Dans le village de Couhard, en Saône-et-Loire, dans la région Bourgogne, une pyramide de près de 25 mètres de haut s’élève au-dessus de la cité médiévale d’Autun, en contrebas.

Autrefois recouverte d’un rêvetement de calcaire blanc [1], la pyramide de Couhard, également appelée "pierre de Couhard", mesure 10,50 mètres à sa base, possède quatre côtés, et son sommet avoisinait les 30 mètres [2]. La taille exacte est difficile à mesurer à cause de l’effondrement d’une partie des pierres.

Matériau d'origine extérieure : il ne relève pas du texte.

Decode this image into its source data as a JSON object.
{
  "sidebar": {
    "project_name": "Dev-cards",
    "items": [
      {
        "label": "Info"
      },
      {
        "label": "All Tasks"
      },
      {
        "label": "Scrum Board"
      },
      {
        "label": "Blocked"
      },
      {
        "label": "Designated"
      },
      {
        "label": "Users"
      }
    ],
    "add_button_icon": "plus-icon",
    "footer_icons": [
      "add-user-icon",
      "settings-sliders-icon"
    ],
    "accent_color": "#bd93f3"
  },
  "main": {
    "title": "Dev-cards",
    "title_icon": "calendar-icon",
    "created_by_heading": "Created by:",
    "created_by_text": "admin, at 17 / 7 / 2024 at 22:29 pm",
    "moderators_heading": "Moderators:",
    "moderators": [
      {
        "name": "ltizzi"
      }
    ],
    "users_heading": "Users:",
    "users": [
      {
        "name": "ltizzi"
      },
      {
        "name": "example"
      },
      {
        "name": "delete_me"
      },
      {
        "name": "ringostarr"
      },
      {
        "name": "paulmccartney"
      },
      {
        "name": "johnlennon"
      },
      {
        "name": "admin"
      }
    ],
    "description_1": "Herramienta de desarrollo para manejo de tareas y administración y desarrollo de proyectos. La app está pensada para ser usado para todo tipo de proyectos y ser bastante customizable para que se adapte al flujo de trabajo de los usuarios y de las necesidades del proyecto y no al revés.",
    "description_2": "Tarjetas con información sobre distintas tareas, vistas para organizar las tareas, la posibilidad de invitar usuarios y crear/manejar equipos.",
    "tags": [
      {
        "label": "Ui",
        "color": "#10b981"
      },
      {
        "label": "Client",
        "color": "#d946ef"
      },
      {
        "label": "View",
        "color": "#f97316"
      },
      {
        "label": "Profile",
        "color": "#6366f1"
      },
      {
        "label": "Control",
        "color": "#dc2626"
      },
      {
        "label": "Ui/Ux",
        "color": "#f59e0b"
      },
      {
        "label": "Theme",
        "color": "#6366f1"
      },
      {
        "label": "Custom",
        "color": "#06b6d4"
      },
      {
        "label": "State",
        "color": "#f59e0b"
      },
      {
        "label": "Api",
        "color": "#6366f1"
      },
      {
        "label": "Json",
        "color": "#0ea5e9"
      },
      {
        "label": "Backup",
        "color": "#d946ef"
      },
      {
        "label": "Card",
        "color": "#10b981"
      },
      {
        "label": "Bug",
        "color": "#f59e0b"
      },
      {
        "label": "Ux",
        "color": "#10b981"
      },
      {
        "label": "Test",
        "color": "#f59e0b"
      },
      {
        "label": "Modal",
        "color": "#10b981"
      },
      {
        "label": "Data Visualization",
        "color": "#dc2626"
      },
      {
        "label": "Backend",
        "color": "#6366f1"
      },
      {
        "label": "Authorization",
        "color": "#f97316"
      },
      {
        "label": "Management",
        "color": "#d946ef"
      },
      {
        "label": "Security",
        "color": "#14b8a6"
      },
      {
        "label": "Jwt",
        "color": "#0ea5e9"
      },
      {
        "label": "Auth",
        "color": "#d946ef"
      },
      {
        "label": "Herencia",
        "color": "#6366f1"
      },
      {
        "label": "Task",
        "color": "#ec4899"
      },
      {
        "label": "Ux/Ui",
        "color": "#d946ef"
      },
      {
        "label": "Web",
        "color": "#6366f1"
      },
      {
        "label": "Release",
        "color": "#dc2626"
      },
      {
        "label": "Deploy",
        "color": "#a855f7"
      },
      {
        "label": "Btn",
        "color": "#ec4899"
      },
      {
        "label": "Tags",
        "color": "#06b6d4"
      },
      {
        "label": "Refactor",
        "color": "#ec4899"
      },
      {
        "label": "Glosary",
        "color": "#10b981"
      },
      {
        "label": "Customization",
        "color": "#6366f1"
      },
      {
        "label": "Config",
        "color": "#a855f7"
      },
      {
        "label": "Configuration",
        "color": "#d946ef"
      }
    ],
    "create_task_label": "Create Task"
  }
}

Datant sans doute du 1er siècle après J.-C., aucun corps n’a été retrouvé à côté de la pyramide. Un trou percé sur le côté de la pyramide pour explorer l’intérieur n’a donné aucun résultat [3]. Il s’agirait donc plus d’un cénotaphe, célébrant la mémoire d’un mort, que d’un tombeau. En l’honneur de quel personne ou de quel dieu ? A moins que ce monument n’ait eu d’autres fonctions ?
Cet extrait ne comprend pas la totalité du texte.